• By Agence France-Presse in The Hague

    All Dutch electric trains are now powered by wind energy, the national railway company NS has said .

    “Since 1 January, 100% of our trains are running on wind energy,” sai […]

    • Thanks for that Alan, I was thinking much the same thing.

      I suspect what they mean is they are paying for the amount of kilowatts of energy to the wind company that is off-setting it’s production with other forms of energy, so when the wind is not on they use grid power but put there excess into the grid otherwise. I wish they didn’t use this language it leads to climate deniers (rightly) to point out that wind doesn’t go 100% of the time. Would have been different if in the article they had explained that they commissioned sufficient megawatts/year to cover 100% of the electricity used in train travel. And then explain that while at any one point this energy mix may not be entirely wind but that wind replaces the need to generate x megawatts of energy from fossil fuels.

    • Other good news. Google announced today they will reach 100% renewable power some time in 2017.

      What I am hoping for is the economics for clean energy will reach some tipping point and the fossil fuel industry will tank overnight. How I want to see those anti-environmentalists lose their shirts.

    • Alan and Reckless. I think they would have battery banks in the train to charge?
      Without having to carry diesel or a large heavy motor?

    • alf1200 #7
      Jan 13, 2017 at 2:25 pm

      Alan and Reckless. I think they would have battery banks in the train to charge?

      I don’t think that would work for the high voltage a/c systems and power required for modern trains.

    • Strikes me as the infrastructure in most countries (certainly small countries like Holland) should have no difficulty putting in overhead lines and could therefore save the weight (of batteries) on the trains. I suspect they are using a bunch of power sources (I don’t know the energy mix in Holland) but have calculated the annual megawatts of power used and have purchased sufficient wind farms to offset that amount of power. Other power sources be it nuclear, coal, solar, hydro or whatever the mix is will be used when wind is low. The other option ultimately is to connect power grids over wider areas (the wind/Sun will always be blowing/shinning somewhere).

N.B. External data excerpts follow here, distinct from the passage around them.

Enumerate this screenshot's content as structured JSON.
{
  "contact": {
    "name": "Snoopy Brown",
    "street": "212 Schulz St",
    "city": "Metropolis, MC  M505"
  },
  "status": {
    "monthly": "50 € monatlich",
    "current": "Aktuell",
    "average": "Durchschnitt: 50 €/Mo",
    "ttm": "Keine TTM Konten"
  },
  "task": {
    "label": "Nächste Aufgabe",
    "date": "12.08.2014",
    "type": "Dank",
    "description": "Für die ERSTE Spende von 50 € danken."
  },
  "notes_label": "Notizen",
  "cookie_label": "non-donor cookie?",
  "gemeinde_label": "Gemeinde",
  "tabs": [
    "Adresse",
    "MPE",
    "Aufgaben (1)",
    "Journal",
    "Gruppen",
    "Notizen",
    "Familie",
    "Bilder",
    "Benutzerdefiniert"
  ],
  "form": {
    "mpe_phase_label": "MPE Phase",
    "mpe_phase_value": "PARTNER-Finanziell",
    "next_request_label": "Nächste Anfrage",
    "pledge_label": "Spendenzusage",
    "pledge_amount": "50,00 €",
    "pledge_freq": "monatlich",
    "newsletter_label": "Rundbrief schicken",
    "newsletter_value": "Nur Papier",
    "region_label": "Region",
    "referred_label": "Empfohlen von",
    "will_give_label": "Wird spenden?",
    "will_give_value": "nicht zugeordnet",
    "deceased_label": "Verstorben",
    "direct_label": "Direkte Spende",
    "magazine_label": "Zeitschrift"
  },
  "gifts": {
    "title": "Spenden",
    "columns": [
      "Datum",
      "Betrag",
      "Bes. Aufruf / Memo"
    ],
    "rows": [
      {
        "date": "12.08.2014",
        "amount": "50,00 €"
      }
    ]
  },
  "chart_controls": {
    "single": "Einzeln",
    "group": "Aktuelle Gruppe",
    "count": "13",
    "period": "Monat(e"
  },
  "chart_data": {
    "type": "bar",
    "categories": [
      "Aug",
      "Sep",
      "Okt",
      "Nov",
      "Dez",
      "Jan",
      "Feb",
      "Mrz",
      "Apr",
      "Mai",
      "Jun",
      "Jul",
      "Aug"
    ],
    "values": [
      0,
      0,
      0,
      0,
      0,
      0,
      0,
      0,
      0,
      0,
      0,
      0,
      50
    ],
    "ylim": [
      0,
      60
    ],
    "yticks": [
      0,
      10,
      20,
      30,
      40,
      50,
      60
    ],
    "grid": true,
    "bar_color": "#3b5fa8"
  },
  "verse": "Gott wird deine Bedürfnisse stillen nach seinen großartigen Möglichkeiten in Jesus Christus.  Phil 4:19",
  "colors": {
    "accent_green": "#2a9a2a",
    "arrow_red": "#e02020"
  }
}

      The article is very unclear about how they do this which is a problem I think. I applaud them doing this because every kilowatt of power generated by wind is one less kilowatt generated by coal, so let’s say on one day they are using 60% power generated by wind at that moment and 40% say coal. At other times they are generating the 40% either over their need on a windy day which will mean they will not have to burn as much coal or gas to keep the grid working. So yes they can kinda sorta make the claim that 100% of their power is either directly from wind or offset from other sources. But ultimately those other sources are going to be made entirely of carbon neutral forms of energy.

      It’s fine for a few companies to say offset their carbon by paying for alternative energy elsewhere in the grid but only so many can do this before the alternatives are not being utilized or coal or gas are going to be continued to be used. Climate deniers will point. We need to be extremely direct and honest about where we are at this is great new I just wish the news would be more precise, we need to do more of this while replacing coal as base-load power.

    • Just out of interest Alan, is there an advantage running a train of alternating current over direct? The article you linked to seems to suggest the system is more reliable (I’m unsure why one is more reliable than the other also) and that it obviously makes sense to have the same system throughout Europe (Australia stupidly implemented different gauge tracks in almost every state so we have to stop and change trains between states). Just wondering why the rest of Europe chose AC over DC and don’t know enough electronics to make a judgment. Any ideas?